Civil War. AD 68-69. AR Denarius (18mm, 3.55 g, 1h). 'SIGNA P R Group'. Uncertain mint in Gaul or in the Rhine Valley. MARS VLTOR, draped bust of Mars to right, wearing crested helmet and plain necklace / SIGNA / P - R, Aquila to right before lighted altar; signum on either side. RIC I 51; AM 60; RSC 406; Mairat 78.8 (this coin); BMCRE 39; Nicolas, Néron 94 and pl. VIII, 94 PR1 (this coin). Beautifully toned, minor edge nicks. Good VF.

Ex Dipl.-Ing Christian Gollnow Collection; Gordon McLendon Collection (Christie’s New York, 12 June 1993), lot 103; Numismatic Fine Arts XII (23 March 1983), lot 201; Dr. E.P. Nicolas Collection (Kampmann, 9 March 1982), lot 203; A. Page (14 June 1933), lot 799 ('Collection d'un Amateur Parisien').

The civil wars at the end of Nero’s reign began with the revolt of the governor of Gallia Lugdunensis, Gaius Julius Vindex, probably around the beginning of March of AD 68. Vindex offered the leadership of the revolt to Servius Sulpicius Galba, then governor of Hispania Tarraconensis, who was hailed imperator by the Spanish legions at Carthago Nova in April of the same year. The title was cautiously refused, but Galba did declare himself the legatus of the senate and people of Rome.

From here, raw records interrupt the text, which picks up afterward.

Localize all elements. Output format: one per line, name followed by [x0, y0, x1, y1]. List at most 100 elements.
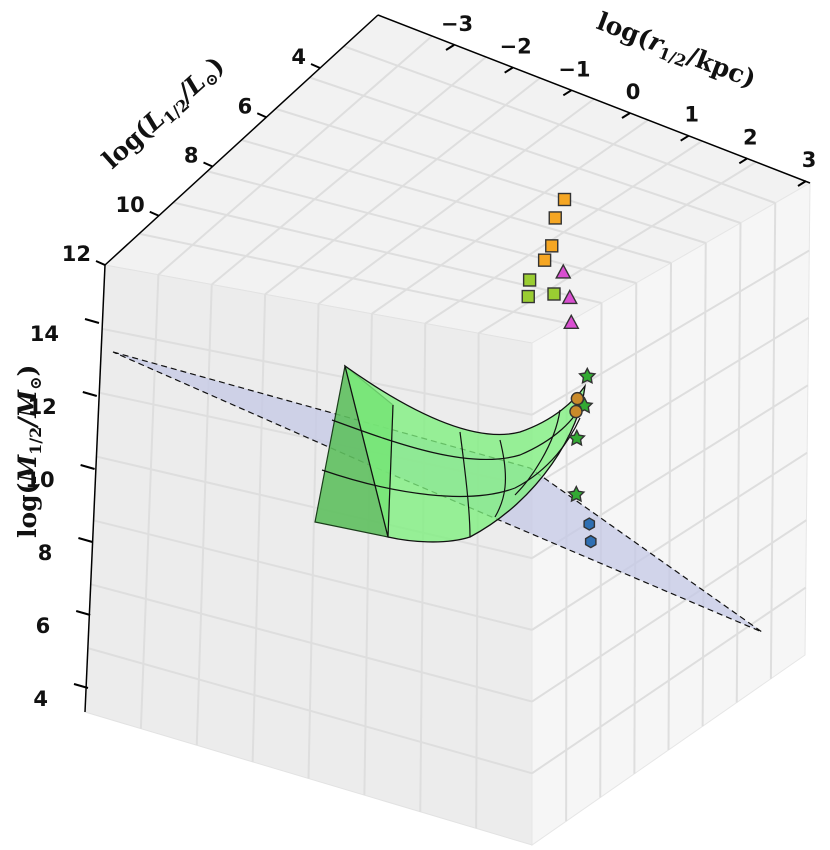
x-tick: [504, 66, 514, 74]
data-point-circle: [570, 391, 585, 406]
data-point-triangle: [561, 288, 578, 305]
data-point-star: [567, 485, 586, 503]
gridline: [275, 107, 707, 244]
x-tick: [562, 89, 572, 97]
data-point-star: [578, 366, 597, 385]
z-axis-title: log(M1/2/M⊙): [13, 365, 45, 538]
gridline: [531, 317, 810, 488]
data-point-hexagon: [584, 534, 597, 549]
z-tick-label: 4: [33, 687, 48, 711]
gridline: [475, 333, 480, 829]
z-title-part: ): [13, 365, 42, 377]
data-point-square: [557, 192, 572, 207]
z-title-part: /M: [13, 389, 42, 429]
x-title-part: log(: [593, 7, 655, 54]
z-tick-label: 8: [38, 541, 53, 565]
z-tick: [84, 318, 100, 324]
data-point-square: [522, 273, 537, 287]
y-axis-line: [104, 14, 379, 266]
x-tick: [797, 180, 807, 187]
data-point-circle: [569, 404, 583, 419]
z-tick: [80, 464, 95, 470]
gridline: [478, 161, 757, 335]
gridline: [531, 451, 808, 631]
gridline: [371, 119, 649, 315]
gridline: [343, 45, 776, 204]
y-tick: [203, 161, 213, 168]
z-title-part: ⊙: [26, 377, 45, 390]
z-title-part: log(: [13, 483, 42, 538]
data-points: [521, 192, 597, 549]
y-tick-label: 8: [184, 144, 199, 168]
x-tick-label: 1: [684, 103, 699, 127]
gridline: [424, 140, 703, 325]
gridline: [307, 303, 320, 779]
data-point-star: [567, 428, 586, 447]
y-tick-label: 6: [238, 94, 253, 118]
y-tick: [256, 112, 267, 119]
x-tick-label: −2: [500, 35, 532, 59]
data-point-square: [521, 289, 535, 304]
x-axis-line: [377, 14, 811, 184]
z-tick-label: 10: [25, 468, 54, 492]
surface-gridline: [331, 399, 585, 461]
surface-main: [343, 364, 586, 543]
z-title-part: 1/2: [26, 427, 45, 455]
y-tick-label: 4: [291, 45, 306, 69]
curved-surface: [314, 364, 586, 543]
data-point-square: [537, 253, 552, 267]
z-tick-label: 14: [30, 322, 59, 346]
y-axis-title: log(L1/2/L⊙): [97, 50, 232, 176]
z-tick: [78, 537, 93, 543]
data-point-square: [548, 211, 562, 225]
gridline: [93, 519, 533, 631]
x-tick: [738, 157, 748, 165]
x-tick-label: 0: [626, 80, 641, 104]
gridline: [531, 519, 807, 703]
surface-gridline: [459, 431, 471, 538]
gridline: [667, 262, 672, 751]
data-point-triangle: [563, 313, 580, 330]
data-point-triangle: [555, 263, 572, 279]
y-tick: [95, 260, 106, 266]
x-tick-label: −1: [558, 57, 590, 81]
gridline: [101, 327, 533, 416]
surface-gridline: [387, 404, 394, 538]
x-tick-label: −3: [441, 12, 473, 36]
z-tick: [82, 391, 98, 397]
surface-gridline: [321, 417, 581, 498]
y-tick-label: 10: [116, 193, 145, 217]
surface-gridline: [494, 439, 507, 518]
gridline: [419, 323, 427, 812]
gridline: [251, 294, 267, 762]
surface-gridline: [514, 409, 561, 496]
data-point-hexagon: [583, 517, 596, 531]
x-tick: [680, 134, 690, 142]
z-axis-line: [84, 264, 106, 713]
gridline: [90, 583, 533, 703]
x-tick: [445, 44, 455, 51]
z-title-part: M: [13, 454, 42, 484]
gridline: [531, 249, 810, 416]
gridline: [139, 274, 160, 729]
x-tick-label: 3: [802, 148, 817, 172]
gridline: [317, 98, 595, 305]
gridline: [531, 586, 807, 775]
axis-ticks: [73, 44, 807, 689]
x-axis-title: log(r1/2/kpc): [592, 7, 760, 97]
x-tick-label: 2: [743, 125, 758, 149]
data-point-square: [547, 287, 561, 301]
data-point-square: [545, 239, 559, 253]
x-title-part: /kpc): [683, 41, 760, 94]
z-tick-label: 6: [36, 614, 51, 638]
gridline: [565, 322, 568, 822]
gridline: [769, 202, 777, 679]
gridline: [633, 282, 638, 774]
z-tick: [73, 683, 89, 689]
gridline: [735, 222, 742, 703]
y-tick: [149, 210, 160, 217]
gridline: [701, 242, 707, 727]
x-tick: [621, 112, 631, 119]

Just a month later, Galba’s confidence would be shaken by the crushing defeat of Vindex near Besançon by the general Lucius Verginius Rufus, governor of Germania Superior. But in another twist of fate, by 9 June, Nero was dead, having taken his own life. Galba began his march to Rome, and his brief reign was underway.

Coinage, of course, was needed during these precarious months of revolt and without an emperor to strike in the name of (save for that in honor of the “model emperor” of Roman history, Augustus) the coinage was struck with messages suiting the political climate. The issues struck under Vindex possess a more aggressive air that underscores the militant nature of his revolt, while Galba’s tend to be more constitutional and optimistic in tone.